The most important datasets/services that would produce economic/ social benefits are:
- GEOPLACE, comprising addresses, postcodes, national land and street gazetteers. This data is critical to the success of re-use of almost all of the rest of the government’s open data as every activity has to be referenced against these datasets. The sheer irony and self-contradiction of charging for the core datasets and releasing other dependent data openly is astonishing as Geoplace is the core of the UK’s digital data infrastructure. This is the most important reference dataset held by government: growth will be taxed and constrained in every other area by retaining this behind a paywall. Each of the datasets below viz. NPAR, CH, Edubase and Trust need Geoplace to be reused as does transport, streetworks, health and crime data. Placr is forced to use OpenStreetMap to publish bus departures from Traveline and to support bus stop defect reporting by travellers.
- NATIONAL PLANNING APPLICATION REGISTER, comprising a record of all planning applications to local authorities and aggregated by the government’s Planning Portal. This was operated as a 5-year pilot through private contractor Emap Glenigan from 2005-10. When the service was closed down no attempt was made to offer the service as open data. Planning applications are of considerable public interest and there could be significant innovation in property searching and valuation if this data was made freely available as open data. Placr is looking for opportunities to aggregate and freely distribute open data where there is actionable information, as in this case. We have published our business models for this type of data in a blog post “The growth case for open data”

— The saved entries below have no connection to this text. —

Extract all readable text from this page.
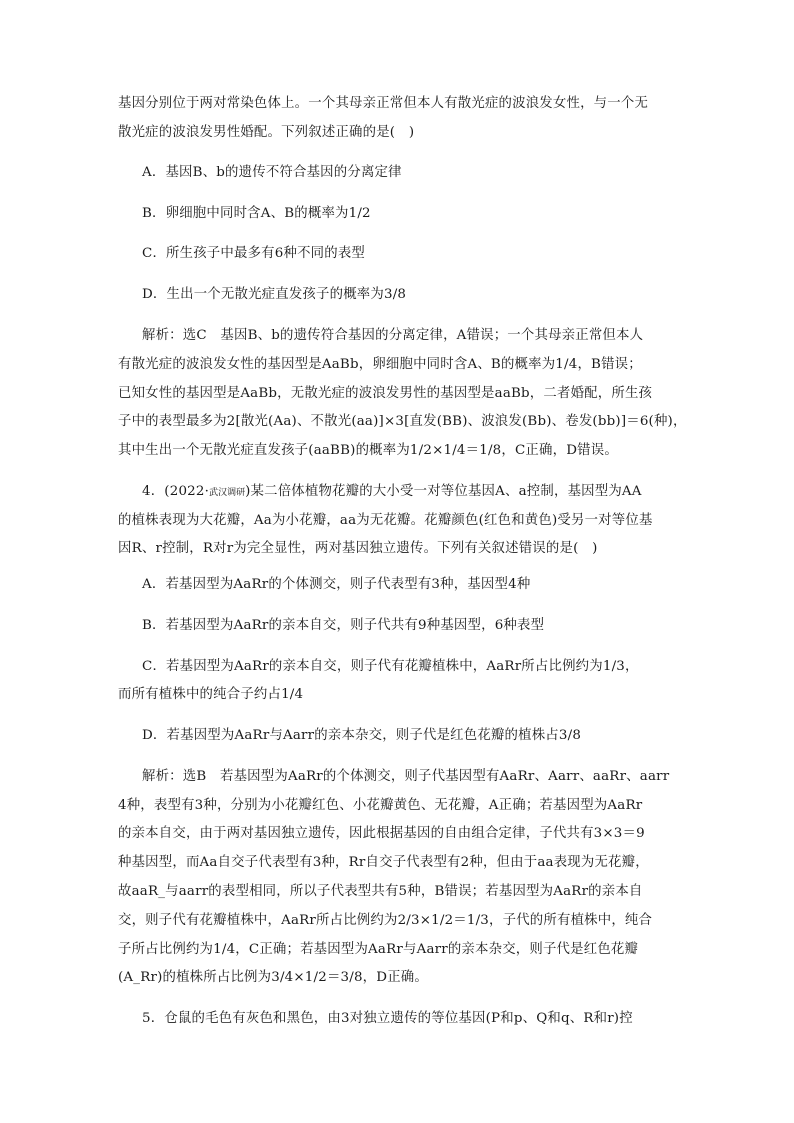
基因分别位于两对常染色体上。一个其母亲正常但本人有散光症的波浪发女性，与一个无
散光症的波浪发男性婚配。下列叙述正确的是(　)
A．基因B、b的遗传不符合基因的分离定律
B．卵细胞中同时含A、B的概率为1/2
C．所生孩子中最多有6种不同的表型
D．生出一个无散光症直发孩子的概率为3/8
解析：选C　基因B、b的遗传符合基因的分离定律，A错误；一个其母亲正常但本人
有散光症的波浪发女性的基因型是AaBb，卵细胞中同时含A、B的概率为1/4，B错误；
已知女性的基因型是AaBb，无散光症的波浪发男性的基因型是aaBb，二者婚配，所生孩
子中的表型最多为2[散光(Aa)、不散光(aa)]×3[直发(BB)、波浪发(Bb)、卷发(bb)]＝6(种)，
其中生出一个无散光症直发孩子(aaBB)的概率为1/2×1/4＝1/8，C正确，D错误。
4．(2022·武汉调研)某二倍体植物花瓣的大小受一对等位基因A、a控制，基因型为AA
的植株表现为大花瓣，Aa为小花瓣，aa为无花瓣。花瓣颜色(红色和黄色)受另一对等位基
因R、r控制，R对r为完全显性，两对基因独立遗传。下列有关叙述错误的是(　)
A．若基因型为AaRr的个体测交，则子代表型有3种，基因型4种
B．若基因型为AaRr的亲本自交，则子代共有9种基因型，6种表型
C．若基因型为AaRr的亲本自交，则子代有花瓣植株中，AaRr所占比例约为1/3，
而所有植株中的纯合子约占1/4
D．若基因型为AaRr与Aarr的亲本杂交，则子代是红色花瓣的植株占3/8
解析：选B　若基因型为AaRr的个体测交，则子代基因型有AaRr、Aarr、aaRr、aarr
4种，表型有3种，分别为小花瓣红色、小花瓣黄色、无花瓣，A正确；若基因型为AaRr
的亲本自交，由于两对基因独立遗传，因此根据基因的自由组合定律，子代共有3×3＝9
种基因型，而Aa自交子代表型有3种，Rr自交子代表型有2种，但由于aa表现为无花瓣，
故aaR_与aarr的表型相同，所以子代表型共有5种，B错误；若基因型为AaRr的亲本自
交，则子代有花瓣植株中，AaRr所占比例约为2/3×1/2＝1/3，子代的所有植株中，纯合
子所占比例约为1/4，C正确；若基因型为AaRr与Aarr的亲本杂交，则子代是红色花瓣
(A_Rr)的植株所占比例为3/4×1/2＝3/8，D正确。
5．仓鼠的毛色有灰色和黑色，由3对独立遗传的等位基因(P和p、Q和q、R和r)控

- COMPANIES HOUSE RECORDS, comprising details of all private companies that are collected by law. The data is behind a paywall and there is no open API. This is preventing the state register becoming the dominant way to reference companies as a commercial competitor Dunn & Bradstreet DUNS is charging both government and commerce for use of its DUNS number. This is a classic case of government failing to return benefits from fulfilment of its public task.
- EDUBASE, comprising the register of educational establishments in England & Wales. This database is available for reuse under the OGL, yet bizarrely you have to pay for more than two database extracts per year: “Under the Power of Information framework, public and commercial users are entitled to two free extracts per year, after which there is a service fee”, from FAQ. Placr already publish Schoolbrowser with attainment data, but we need to be able to add data from Edubase to add sufficient value to be able to make a return on the data.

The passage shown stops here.